If he has a master plan for Twitter, it is not clear what it is. Musk’s inexplicable flailings have eroded a considerable amount of the $31bn of equity he and his partners invested in the Twitter deal and some of the value of the $13bn of debt held by Twitter’s Wall Street banks.
Meanwhile, over at Tesla, the source of much of Musk’s wealth, shares in the electric vehicle company have plunged. Part of this is due to a wider sell-off in tech and growth stocks. But Musk’s preoccupation with Twitter and the management dramas at the social network has also spooked some Tesla investors. The Tesla stock lost 70 per cent of its value in 2022. According to Bloomberg, Musk’s fortune has declined about $130bn from a 2022 peak last April. All in all, the Twitter deal is clearly a self-inflicted disaster.

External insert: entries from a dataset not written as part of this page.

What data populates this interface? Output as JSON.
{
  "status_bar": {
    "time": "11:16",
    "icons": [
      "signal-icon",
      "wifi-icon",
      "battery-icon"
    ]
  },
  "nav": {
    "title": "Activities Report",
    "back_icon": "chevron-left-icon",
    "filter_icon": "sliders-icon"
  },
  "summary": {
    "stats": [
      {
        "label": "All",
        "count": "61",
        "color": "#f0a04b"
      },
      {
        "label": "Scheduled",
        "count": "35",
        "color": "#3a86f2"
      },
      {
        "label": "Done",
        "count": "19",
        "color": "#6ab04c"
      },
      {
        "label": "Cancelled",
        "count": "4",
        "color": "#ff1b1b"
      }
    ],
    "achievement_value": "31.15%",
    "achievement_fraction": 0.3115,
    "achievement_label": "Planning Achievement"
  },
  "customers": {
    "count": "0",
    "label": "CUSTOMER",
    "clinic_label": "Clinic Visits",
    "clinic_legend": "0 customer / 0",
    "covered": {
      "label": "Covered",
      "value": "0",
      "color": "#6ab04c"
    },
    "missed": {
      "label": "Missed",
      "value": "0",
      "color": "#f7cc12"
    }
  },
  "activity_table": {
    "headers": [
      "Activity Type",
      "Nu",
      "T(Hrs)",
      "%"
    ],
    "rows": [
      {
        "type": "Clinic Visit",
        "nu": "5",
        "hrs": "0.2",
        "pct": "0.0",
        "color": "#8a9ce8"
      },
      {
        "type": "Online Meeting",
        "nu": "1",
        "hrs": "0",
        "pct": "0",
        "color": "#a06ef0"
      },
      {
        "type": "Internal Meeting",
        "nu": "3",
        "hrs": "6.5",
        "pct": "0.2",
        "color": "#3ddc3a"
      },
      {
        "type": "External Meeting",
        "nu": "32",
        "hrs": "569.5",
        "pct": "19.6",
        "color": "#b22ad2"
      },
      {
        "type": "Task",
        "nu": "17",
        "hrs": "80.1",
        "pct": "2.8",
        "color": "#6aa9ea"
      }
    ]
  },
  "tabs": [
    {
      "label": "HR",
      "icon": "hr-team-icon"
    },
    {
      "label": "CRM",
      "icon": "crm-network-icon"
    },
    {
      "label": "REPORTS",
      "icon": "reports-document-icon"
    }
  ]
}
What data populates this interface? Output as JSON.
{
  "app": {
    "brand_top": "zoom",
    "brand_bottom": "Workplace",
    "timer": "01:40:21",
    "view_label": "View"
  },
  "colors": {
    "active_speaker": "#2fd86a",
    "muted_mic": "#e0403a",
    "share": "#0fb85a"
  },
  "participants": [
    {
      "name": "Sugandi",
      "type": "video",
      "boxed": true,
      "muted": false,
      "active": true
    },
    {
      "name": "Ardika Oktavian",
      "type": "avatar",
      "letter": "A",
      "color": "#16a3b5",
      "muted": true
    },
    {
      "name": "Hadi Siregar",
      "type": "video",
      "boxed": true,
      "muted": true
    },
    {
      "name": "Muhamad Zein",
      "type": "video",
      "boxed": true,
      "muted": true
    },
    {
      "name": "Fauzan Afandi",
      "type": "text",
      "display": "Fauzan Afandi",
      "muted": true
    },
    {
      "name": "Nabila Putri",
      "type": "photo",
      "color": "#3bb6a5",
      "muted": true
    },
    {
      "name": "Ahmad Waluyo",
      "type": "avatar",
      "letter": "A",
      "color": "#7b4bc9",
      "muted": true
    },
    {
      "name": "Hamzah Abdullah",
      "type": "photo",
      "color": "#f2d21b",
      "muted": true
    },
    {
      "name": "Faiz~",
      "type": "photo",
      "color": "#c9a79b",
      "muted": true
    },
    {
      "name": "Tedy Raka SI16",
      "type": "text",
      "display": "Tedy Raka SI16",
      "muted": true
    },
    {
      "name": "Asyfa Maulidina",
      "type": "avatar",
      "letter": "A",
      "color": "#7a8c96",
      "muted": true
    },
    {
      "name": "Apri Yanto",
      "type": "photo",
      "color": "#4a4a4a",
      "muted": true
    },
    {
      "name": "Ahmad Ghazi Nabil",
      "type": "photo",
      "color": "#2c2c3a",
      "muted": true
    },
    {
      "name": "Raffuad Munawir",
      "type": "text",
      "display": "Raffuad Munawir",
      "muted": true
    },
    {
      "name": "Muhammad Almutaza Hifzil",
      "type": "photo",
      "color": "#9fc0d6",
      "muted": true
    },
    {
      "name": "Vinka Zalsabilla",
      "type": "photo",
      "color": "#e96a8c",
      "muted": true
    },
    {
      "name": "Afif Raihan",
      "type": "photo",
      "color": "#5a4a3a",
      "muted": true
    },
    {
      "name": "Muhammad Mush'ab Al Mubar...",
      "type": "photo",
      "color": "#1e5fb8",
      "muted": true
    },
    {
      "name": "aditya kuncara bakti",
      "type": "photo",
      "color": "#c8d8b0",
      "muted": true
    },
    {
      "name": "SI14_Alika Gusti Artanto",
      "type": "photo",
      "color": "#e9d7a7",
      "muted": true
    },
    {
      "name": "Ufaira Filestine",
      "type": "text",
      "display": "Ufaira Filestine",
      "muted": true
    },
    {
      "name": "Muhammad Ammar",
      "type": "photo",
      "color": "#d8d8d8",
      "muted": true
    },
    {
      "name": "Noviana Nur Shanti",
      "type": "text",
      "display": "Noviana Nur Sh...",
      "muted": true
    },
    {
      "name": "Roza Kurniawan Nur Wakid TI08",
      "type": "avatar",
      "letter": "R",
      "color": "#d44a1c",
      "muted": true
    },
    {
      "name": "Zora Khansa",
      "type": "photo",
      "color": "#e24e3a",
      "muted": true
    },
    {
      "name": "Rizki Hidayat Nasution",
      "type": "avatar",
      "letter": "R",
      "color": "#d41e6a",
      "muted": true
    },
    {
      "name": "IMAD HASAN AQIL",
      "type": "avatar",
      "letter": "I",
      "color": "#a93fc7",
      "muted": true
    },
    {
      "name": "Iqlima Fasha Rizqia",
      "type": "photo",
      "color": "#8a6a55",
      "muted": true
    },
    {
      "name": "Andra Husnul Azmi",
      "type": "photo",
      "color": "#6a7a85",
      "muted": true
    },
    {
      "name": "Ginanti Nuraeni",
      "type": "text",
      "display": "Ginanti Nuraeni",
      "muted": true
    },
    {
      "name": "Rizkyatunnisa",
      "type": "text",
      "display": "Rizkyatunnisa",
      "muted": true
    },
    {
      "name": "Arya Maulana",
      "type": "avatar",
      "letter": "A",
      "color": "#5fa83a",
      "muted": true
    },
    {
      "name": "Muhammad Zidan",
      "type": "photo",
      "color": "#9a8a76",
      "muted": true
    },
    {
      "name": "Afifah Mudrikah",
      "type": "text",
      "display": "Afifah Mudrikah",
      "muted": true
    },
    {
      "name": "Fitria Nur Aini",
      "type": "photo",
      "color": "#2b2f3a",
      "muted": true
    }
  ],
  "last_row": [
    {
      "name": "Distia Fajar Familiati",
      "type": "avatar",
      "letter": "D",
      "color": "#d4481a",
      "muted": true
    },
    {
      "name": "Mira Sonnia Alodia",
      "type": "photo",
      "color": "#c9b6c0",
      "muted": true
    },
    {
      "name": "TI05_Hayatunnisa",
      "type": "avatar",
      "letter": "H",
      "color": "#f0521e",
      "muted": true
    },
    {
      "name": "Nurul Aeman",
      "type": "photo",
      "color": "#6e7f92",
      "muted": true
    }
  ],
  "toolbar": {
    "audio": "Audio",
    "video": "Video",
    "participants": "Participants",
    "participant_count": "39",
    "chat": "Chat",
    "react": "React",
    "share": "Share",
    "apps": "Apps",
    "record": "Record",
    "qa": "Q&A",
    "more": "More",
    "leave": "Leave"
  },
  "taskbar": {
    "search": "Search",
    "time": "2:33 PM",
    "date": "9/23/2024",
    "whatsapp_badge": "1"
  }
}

Meanwhile, the Tiffany deal has turned into a smashing success. The demand for luxury goods remains robust as does Arnault’s deft touch with them. At the LVMH annual meeting in 2022, Arnault called bringing Tiffany into LVMH “the highlight of the year” given its outstanding financial performance, including higher revenue, profits, and cash flow. At the 2022 annual meeting Arnault boasted that if Tiffany were still a public company, its share price would be double what LVMH paid. Arnault has been called the Sun Tzu of Luxury. It’s not hard to see why.